Answering Yourself: A Guide to Ventriloquism

Peyton Duplechien • 05 Sep 2009 • 4 min read

Ventriloquism is a form of stagecraft in which an individual, known as a ventriloquist, throws their voice to trick the audience into thinking the voice is coming from a different source, such as a puppet. As with many types of illusions, ventriloquism is a popular form of public entertainment. There are two main types of ventriloquism, near ventriloquism and distant ventriloquism. Near ventriloquism is the modern form used today in which the ventriloquist makes their voice appear as it is coming from a nearby object, usually a dummy. Distant ventriloquism occurs when the ventriloquist makes his or her voice originate from an unseen location, such as a distant object. So how do these ventriloquists do it? They practice speaking without moving their mouths or lips. When your eyes see the puppet or dummy moving its mouth, your brain fools you into thinking that the sound is coming from the doll.
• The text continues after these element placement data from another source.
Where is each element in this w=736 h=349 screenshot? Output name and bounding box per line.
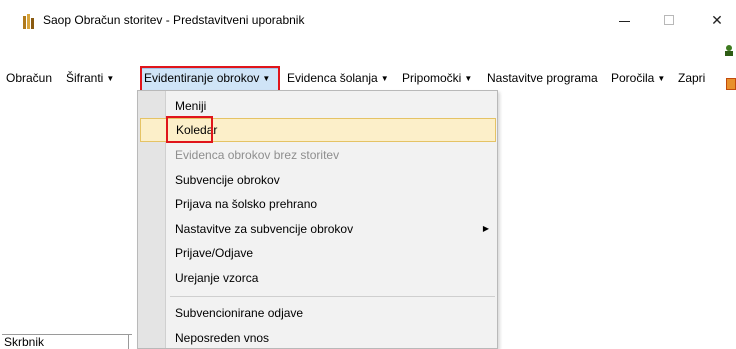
menu-item-urejanje-vzorca[interactable]: Urejanje vzorca: [167, 266, 497, 290]
window-title: Saop Obračun storitev - Predstavitveni u…: [43, 13, 305, 27]
close-button[interactable]: ✕: [702, 8, 732, 32]
user-role-label: Skrbnik: [2, 334, 132, 349]
menu-item-nastavitve-za-subvencije-obrokov[interactable]: Nastavitve za subvencije obrokov ▶: [167, 217, 497, 241]
menu-item-prijave-odjave[interactable]: Prijave/Odjave: [167, 241, 497, 265]
chevron-down-icon: ▼: [106, 74, 115, 83]
maximize-icon: [664, 15, 674, 25]
menu-evidenca-solanja-label: Evidenca šolanja: [287, 71, 378, 85]
menu-item-label: Subvencije obrokov: [175, 173, 280, 187]
menu-obracun[interactable]: Obračun: [6, 70, 52, 87]
chevron-down-icon: ▼: [464, 74, 473, 83]
menu-item-subvencije-obrokov[interactable]: Subvencije obrokov: [167, 168, 497, 192]
minimize-button[interactable]: [609, 8, 639, 32]
menu-item-prijava-na-solsko-prehrano[interactable]: Prijava na šolsko prehrano: [167, 192, 497, 216]
menu-nastavitve-programa[interactable]: Nastavitve programa: [487, 70, 598, 87]
menu-bar: Obračun Šifranti ▼ Evidentiranje obrokov ▼…: [0, 64, 736, 92]
bottom-divider: [128, 334, 136, 349]
menu-porocila-label: Poročila: [611, 71, 655, 85]
menu-pripomocki[interactable]: Pripomočki ▼: [402, 70, 472, 87]
menu-porocila[interactable]: Poročila ▼: [611, 70, 665, 87]
menu-highlight-frame: [140, 66, 280, 93]
menu-zapri-label: Zapri: [678, 71, 706, 85]
menu-item-label: Prijava na šolsko prehrano: [175, 197, 318, 211]
menu-item-label: Evidenca obrokov brez storitev: [175, 148, 340, 162]
menu-zapri[interactable]: Zapri: [678, 70, 705, 87]
submenu-arrow-icon: ▶: [482, 224, 489, 233]
menu-item-neposreden-vnos[interactable]: Neposreden vnos: [167, 326, 497, 349]
toolbar-user-icon[interactable]: [724, 44, 734, 56]
maximize-button[interactable]: [654, 8, 684, 32]
close-icon: ✕: [711, 11, 723, 28]
menu-item-label: Meniji: [175, 99, 207, 113]
menu-item-evidenca-obrokov-brez-storitev: Evidenca obrokov brez storitev: [167, 143, 497, 167]
menu-sifranti[interactable]: Šifranti ▼: [66, 70, 114, 87]
menu-item-subvencionirane-odjave[interactable]: Subvencionirane odjave: [167, 301, 497, 325]
menu-evidenca-solanja[interactable]: Evidenca šolanja ▼: [287, 70, 389, 87]
menu-item-label: Subvencionirane odjave: [175, 306, 304, 320]
menu-sifranti-label: Šifranti: [66, 71, 104, 85]
menu-nastavitve-programa-label: Nastavitve programa: [487, 71, 598, 85]
item-highlight-frame: [166, 116, 213, 143]
menu-pripomocki-label: Pripomočki: [402, 71, 462, 85]
menu-separator: [170, 296, 495, 297]
title-bar: Saop Obračun storitev - Predstavitveni u…: [0, 0, 736, 40]
menu-item-label: Neposreden vnos: [175, 331, 270, 345]
chevron-down-icon: ▼: [657, 74, 666, 83]
menu-item-label: Urejanje vzorca: [175, 271, 259, 285]
chevron-down-icon: ▼: [380, 74, 389, 83]
app-icon: [23, 14, 34, 29]
menu-obracun-label: Obračun: [6, 71, 53, 85]
menu-item-meniji[interactable]: Meniji: [167, 94, 497, 118]
minimize-icon: [618, 20, 630, 22]
menu-item-label: Prijave/Odjave: [175, 246, 254, 260]
menu-item-label: Nastavitve za subvencije obrokov: [175, 222, 354, 236]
Traditionally, ventriloquism was performed as a religious practice. The Greeks believed that the noises that were formed by the stomach were voices of the dead and that the spirits resided inside the ventriloquist. When the ventriloquist performed, the people believed he was speaking to the dead. They also thought ventriloquism was a way to foretell the future. The comedic style that is commonly seen today in nightclubs began in the 19th century, during the time of vaudeville. These vaudeville acts focused on fooling the audience with the ventriloquist skill of changing and throwing voices. Jules Vernon was a famous American vaudeville ventriloquist who practiced with multiple figures. Fred Russell was an Englishman who first began using one single figure with his puppet. During the 20th century, ventriloquism became increasingly popular. This was partly due to Edgar Bergen who popularized comedic values. With his favorite dummy, Charlie McCarthy, Bergen hosted his own radio show from 1937 to 1956 and maintained a spot as the number one night program during this period. Ventriloquism’s popularity remains today as the public still enjoys the illusion of voice.
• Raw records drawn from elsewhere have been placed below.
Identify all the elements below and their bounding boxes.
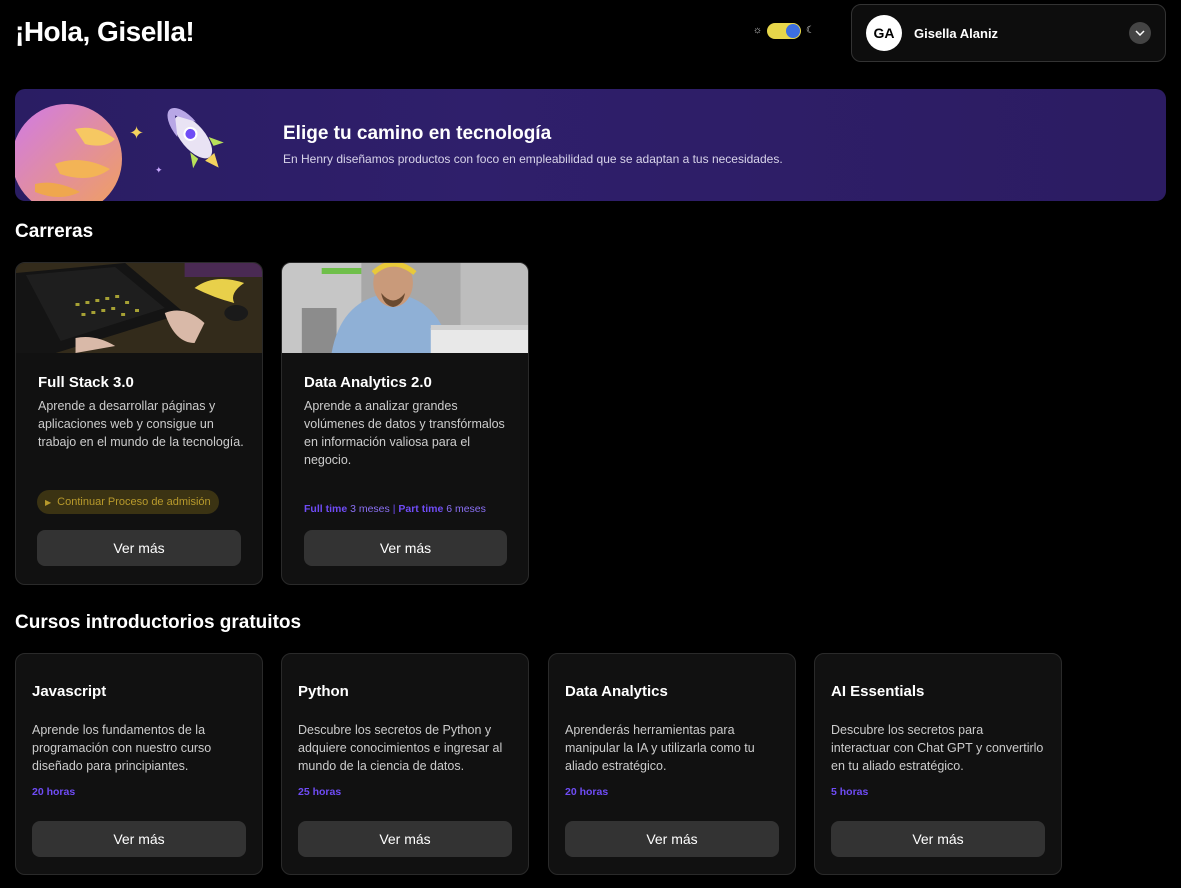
avatar: GA [866, 15, 902, 51]
course-title: Python [298, 683, 349, 700]
course-description: Descubre los secretos de Python y adquie… [298, 723, 503, 773]
course-title: Data Analytics [565, 683, 668, 700]
course-card-ai-essentials: AI Essentials Descubre los secretos para… [814, 653, 1062, 875]
user-menu[interactable]: GA Gisella Alaniz [851, 4, 1166, 62]
full-time-label: Full time [304, 503, 348, 515]
moon-icon: ☾ [806, 25, 815, 36]
user-name: Gisella Alaniz [914, 25, 999, 41]
career-title: Data Analytics 2.0 [304, 374, 432, 391]
courses-section-title: Cursos introductorios gratuitos [15, 612, 302, 633]
course-title: AI Essentials [831, 683, 925, 700]
course-title: Javascript [32, 683, 107, 700]
theme-switch-knob [786, 24, 800, 38]
play-icon: ▶ [45, 497, 52, 507]
course-duration: 20 horas [565, 786, 609, 798]
course-duration: 25 horas [298, 786, 342, 798]
career-description: Aprende a analizar grandes volúmenes de … [304, 399, 505, 467]
part-time-label: Part time [398, 503, 444, 515]
banner-subtitle: En Henry diseñamos productos con foco en… [283, 152, 783, 166]
course-description: Aprenderás herramientas para manipular l… [565, 723, 755, 773]
careers-section-title: Carreras [15, 221, 94, 242]
ver-mas-button[interactable]: Ver más [32, 821, 246, 857]
career-title: Full Stack 3.0 [38, 374, 134, 391]
admission-status-badge[interactable]: ▶ Continuar Proceso de admisión [37, 490, 219, 514]
part-time-value: 6 meses [446, 503, 486, 515]
greeting-title: ¡Hola, Gisella! [15, 16, 195, 47]
ver-mas-button[interactable]: Ver más [304, 530, 507, 566]
course-description: Aprende los fundamentos de la programaci… [32, 723, 212, 773]
course-card-data-analytics: Data Analytics Aprenderás herramientas p… [548, 653, 796, 875]
ver-mas-button[interactable]: Ver más [37, 530, 241, 566]
theme-toggle[interactable]: ☼ ☾ [752, 23, 816, 39]
ver-mas-button[interactable]: Ver más [298, 821, 512, 857]
course-card-python: Python Descubre los secretos de Python y… [281, 653, 529, 875]
theme-switch[interactable] [767, 23, 801, 39]
ver-mas-button[interactable]: Ver más [565, 821, 779, 857]
career-duration: Full time 3 meses | Part time 6 meses [304, 503, 486, 515]
duration-separator: | [392, 503, 396, 515]
career-description: Aprende a desarrollar páginas y aplicaci… [38, 399, 244, 449]
ver-mas-button[interactable]: Ver más [831, 821, 1045, 857]
sun-icon: ☼ [752, 25, 763, 36]
career-card-data-analytics: Data Analytics 2.0 Aprende a analizar gr… [281, 262, 529, 585]
course-duration: 5 horas [831, 786, 869, 798]
admission-status-label: Continuar Proceso de admisión [57, 496, 211, 508]
svg-text:✦: ✦ [155, 165, 163, 175]
data-analytics-man-image [282, 263, 528, 353]
career-card-fullstack: Full Stack 3.0 Aprende a desarrollar pág… [15, 262, 263, 585]
course-duration: 20 horas [32, 786, 76, 798]
banner-title: Elige tu camino en tecnología [283, 123, 552, 144]
full-time-value: 3 meses [350, 503, 390, 515]
chevron-down-icon[interactable] [1129, 22, 1151, 44]
fullstack-keyboard-image [16, 263, 262, 353]
rocket-planet-illustration: ✦ ✦ ✦ [15, 104, 224, 201]
svg-text:✦: ✦ [129, 123, 144, 143]
course-description: Descubre los secretos para interactuar c… [831, 723, 1044, 773]
course-card-javascript: Javascript Aprende los fundamentos de la… [15, 653, 263, 875]
promo-banner: ✦ ✦ ✦ Elige tu camino en tecnología En H… [15, 89, 1166, 201]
Modern ventriloquists utilize a wide range of dummies and puppets in their presentations to entertain the audience. Jeff Dunham is a popular ventriloquist of today which has led him to several successes, including his appearances on “Funniest Male Stand-Up Comic” and Comedy Central’s “Standup Showdown”. Although ventriloquism diminished slightly in the late 20th century due to the popularity of television and film, it has modernly emerged as a fun and enlightening performing art for young and old alike. Learning how to become a successful ventriloquist takes time and determination. The budding ventriloquist must first learn to talk without moving his or her mouth and lips. Begin by closing your mouth and relaxing your jaw. Next, slightly part your lips and rest your bottom lip against your teeth and keep it steady. Practice saying the vowels: a e I o and you. With more practice, you can move on to say words, and then sentences.